Square’s APIs have several libraries in different programming languages: PHP, Ruby, Python and .NET. Among the most important of these is an API to manage payments related to e-commerce (e-commerce API) and another that facilitates communication with both iOS and Android devices so payments can be made in person (Register API).

3. Stripe

Stripe’s application programming interface is a REST API based on HTTP requests (GET, PUT, POST, DELETE) which returns elements in JSON format. In any case, Stripe’s API has several libraries in different programming languages, each one with specific features: server-side libraries in Ruby, Python, PHP, Java, Node.js, Go; and libraries for different operating systems like iOS and Android. It also has third-party plugins for content management systems like Joomla, Drupal and WordPress and e-commerce platforms like PrestaShop, Magento and OpenCart.

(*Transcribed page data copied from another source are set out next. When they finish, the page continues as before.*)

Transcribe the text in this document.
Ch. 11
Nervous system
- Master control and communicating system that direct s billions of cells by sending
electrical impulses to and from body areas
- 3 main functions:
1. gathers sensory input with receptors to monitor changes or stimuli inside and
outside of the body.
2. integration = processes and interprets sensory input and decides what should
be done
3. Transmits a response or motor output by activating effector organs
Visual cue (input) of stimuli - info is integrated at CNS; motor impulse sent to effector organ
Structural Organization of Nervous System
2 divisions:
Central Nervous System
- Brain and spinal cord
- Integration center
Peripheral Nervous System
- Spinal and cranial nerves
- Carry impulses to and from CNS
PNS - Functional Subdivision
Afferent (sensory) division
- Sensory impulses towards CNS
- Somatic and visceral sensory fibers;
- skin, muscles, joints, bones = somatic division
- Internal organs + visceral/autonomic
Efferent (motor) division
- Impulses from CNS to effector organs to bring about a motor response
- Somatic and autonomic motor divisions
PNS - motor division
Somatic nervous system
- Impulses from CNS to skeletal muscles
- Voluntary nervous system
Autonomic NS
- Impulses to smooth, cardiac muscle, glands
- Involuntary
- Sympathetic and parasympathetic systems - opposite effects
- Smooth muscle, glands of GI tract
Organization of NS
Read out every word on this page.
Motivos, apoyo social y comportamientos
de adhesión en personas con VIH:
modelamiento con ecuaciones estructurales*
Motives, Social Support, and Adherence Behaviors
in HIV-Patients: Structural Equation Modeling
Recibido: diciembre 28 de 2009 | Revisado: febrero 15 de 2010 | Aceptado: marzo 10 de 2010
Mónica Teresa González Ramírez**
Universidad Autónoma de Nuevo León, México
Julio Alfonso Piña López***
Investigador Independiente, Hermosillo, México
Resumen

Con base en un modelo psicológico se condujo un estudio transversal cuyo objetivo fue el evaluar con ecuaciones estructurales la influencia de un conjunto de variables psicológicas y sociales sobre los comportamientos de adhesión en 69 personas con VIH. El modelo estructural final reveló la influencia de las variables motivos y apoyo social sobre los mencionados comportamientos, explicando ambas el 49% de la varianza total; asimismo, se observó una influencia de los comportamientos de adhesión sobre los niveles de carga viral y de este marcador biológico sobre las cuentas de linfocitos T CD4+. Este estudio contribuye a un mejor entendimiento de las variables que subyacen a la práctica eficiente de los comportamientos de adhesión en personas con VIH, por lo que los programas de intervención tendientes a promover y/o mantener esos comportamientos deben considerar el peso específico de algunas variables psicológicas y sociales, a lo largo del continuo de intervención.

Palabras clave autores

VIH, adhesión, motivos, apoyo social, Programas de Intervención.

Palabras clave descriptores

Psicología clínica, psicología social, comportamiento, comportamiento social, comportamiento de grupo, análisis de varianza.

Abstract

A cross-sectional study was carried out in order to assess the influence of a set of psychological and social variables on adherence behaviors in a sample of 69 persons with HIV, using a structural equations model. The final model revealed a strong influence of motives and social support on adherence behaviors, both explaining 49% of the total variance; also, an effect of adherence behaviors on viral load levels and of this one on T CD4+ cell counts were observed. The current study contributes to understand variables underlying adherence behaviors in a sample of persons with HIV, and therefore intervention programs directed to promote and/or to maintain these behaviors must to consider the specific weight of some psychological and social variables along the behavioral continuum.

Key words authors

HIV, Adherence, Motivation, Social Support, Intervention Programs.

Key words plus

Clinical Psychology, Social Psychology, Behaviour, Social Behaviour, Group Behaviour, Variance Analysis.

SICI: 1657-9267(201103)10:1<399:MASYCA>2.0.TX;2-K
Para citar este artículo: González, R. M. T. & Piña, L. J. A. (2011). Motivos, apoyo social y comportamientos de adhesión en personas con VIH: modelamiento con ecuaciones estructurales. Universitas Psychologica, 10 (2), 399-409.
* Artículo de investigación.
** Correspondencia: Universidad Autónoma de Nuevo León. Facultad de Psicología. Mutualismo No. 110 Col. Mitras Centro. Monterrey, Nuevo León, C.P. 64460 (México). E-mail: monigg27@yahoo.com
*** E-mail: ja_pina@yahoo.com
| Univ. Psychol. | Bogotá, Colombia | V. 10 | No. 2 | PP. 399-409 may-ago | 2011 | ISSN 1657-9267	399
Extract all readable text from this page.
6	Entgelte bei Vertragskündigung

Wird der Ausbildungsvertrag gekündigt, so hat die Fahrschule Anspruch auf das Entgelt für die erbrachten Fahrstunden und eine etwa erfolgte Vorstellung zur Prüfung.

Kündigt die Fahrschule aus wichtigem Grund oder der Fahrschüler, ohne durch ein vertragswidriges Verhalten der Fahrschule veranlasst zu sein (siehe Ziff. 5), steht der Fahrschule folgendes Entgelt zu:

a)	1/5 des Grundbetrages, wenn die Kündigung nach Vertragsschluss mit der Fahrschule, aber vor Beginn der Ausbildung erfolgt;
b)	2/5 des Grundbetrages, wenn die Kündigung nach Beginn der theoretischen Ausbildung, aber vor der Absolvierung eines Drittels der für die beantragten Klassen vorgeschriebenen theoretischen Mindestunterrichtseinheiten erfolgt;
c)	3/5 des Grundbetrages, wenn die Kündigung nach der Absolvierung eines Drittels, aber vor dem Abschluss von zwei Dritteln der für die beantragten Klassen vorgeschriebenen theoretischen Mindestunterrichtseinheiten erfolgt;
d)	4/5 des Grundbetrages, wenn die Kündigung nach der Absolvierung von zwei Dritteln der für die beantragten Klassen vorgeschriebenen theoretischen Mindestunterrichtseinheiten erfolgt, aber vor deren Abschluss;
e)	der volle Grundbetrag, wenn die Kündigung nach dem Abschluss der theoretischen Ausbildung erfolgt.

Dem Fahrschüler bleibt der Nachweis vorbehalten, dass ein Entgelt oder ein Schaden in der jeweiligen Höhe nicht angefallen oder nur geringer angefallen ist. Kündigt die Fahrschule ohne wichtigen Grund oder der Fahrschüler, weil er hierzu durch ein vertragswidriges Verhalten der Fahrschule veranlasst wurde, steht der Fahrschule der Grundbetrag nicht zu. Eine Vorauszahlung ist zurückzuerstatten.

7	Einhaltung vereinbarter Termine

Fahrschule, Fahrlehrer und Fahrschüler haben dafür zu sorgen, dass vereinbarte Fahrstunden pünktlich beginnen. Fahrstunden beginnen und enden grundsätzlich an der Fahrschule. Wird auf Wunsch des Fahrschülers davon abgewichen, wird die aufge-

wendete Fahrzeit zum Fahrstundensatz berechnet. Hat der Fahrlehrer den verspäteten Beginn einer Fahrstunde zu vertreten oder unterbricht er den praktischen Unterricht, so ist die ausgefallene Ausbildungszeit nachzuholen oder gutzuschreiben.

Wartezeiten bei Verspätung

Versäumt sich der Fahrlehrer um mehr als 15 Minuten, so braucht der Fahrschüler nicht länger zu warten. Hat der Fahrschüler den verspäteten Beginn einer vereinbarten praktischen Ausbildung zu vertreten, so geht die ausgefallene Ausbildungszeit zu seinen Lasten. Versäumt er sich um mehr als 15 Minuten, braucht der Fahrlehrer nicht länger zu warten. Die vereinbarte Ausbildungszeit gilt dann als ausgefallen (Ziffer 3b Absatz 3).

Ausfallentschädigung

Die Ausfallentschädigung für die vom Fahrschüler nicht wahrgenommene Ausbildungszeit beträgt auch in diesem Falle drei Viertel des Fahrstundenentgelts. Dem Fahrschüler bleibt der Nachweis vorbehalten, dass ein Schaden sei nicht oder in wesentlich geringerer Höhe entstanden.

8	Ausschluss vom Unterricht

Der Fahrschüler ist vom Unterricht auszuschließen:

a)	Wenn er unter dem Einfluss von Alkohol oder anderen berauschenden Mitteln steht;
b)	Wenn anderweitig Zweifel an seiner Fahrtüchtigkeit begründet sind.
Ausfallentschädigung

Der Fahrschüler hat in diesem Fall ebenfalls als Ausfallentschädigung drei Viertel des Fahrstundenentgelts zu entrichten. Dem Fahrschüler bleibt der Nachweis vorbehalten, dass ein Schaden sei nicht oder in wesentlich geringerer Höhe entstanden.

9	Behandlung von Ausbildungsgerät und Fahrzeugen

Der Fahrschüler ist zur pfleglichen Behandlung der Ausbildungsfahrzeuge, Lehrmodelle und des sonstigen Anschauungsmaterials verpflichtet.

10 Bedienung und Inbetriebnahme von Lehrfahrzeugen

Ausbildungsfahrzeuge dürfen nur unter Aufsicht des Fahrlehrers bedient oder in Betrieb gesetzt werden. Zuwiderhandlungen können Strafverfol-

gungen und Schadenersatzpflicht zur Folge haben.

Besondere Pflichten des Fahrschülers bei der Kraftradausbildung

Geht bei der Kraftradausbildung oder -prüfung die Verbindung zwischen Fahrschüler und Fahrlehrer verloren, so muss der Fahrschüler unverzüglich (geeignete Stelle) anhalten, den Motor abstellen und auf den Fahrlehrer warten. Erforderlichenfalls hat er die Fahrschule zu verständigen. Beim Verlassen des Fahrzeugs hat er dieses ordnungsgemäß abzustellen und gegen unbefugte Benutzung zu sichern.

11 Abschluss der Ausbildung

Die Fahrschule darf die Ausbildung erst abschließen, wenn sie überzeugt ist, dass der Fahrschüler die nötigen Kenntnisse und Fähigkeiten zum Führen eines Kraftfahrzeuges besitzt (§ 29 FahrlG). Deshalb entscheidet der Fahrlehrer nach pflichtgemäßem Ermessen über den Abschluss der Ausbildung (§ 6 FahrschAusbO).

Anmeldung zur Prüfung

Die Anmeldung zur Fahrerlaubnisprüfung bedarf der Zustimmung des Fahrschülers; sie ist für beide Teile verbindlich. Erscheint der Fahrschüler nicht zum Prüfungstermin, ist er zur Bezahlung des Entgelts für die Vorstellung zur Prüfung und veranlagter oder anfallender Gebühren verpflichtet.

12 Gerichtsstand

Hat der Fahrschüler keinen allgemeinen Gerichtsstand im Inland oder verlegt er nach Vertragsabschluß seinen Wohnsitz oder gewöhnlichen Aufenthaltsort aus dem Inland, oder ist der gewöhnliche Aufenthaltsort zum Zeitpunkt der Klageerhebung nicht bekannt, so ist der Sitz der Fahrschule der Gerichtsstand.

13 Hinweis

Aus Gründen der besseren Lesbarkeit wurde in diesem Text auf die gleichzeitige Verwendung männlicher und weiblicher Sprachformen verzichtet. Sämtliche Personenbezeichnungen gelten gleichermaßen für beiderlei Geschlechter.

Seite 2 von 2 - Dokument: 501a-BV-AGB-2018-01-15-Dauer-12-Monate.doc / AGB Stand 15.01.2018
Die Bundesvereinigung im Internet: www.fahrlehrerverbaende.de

Stripe’s API is one of the most highly rated by developers, largely because of its vast possibilities in terms of mobile user experience. One of its latest launches is the set of APIs known as Relay, a solution that seeks to equal the penetration of smartphones and the volume of e-commerce purchases in these devices. Stripe understands that although mobile use is extremely widespread, commerce from mobile devices is far less so due to the unpleasantness of the user experience.

Relay allows developers to create in-app user interfaces so products can be purchased directly –for example, in a social network like Twitter– rather than being expelled to third-party websites, which is very inconvenient.

4. Dwolla

Dwolla is a platform that allows monetary transactions to be made through personal bank accounts, a significant difference from other mobile payment solutions in which sums of money are exchanged between credit cards. This is known as ACH transfers or payments –electronic transactions involving funds between banks and credit unions via the Automated Clearing House. The idea is that consumers can make payment transactions with retailers through an account number and a bank routing number

Dwolla’s API has two versions (version 1 and version 2), extensive documentation for developers and several SDKs for numerous programming languages: Ruby, Node.js, PHP, Python and Java. Like all REST APIs it is based on HTTP requests that return elements in the JSON format. The whole authentication process with Dwolla’s API is done via an OAuth protocol.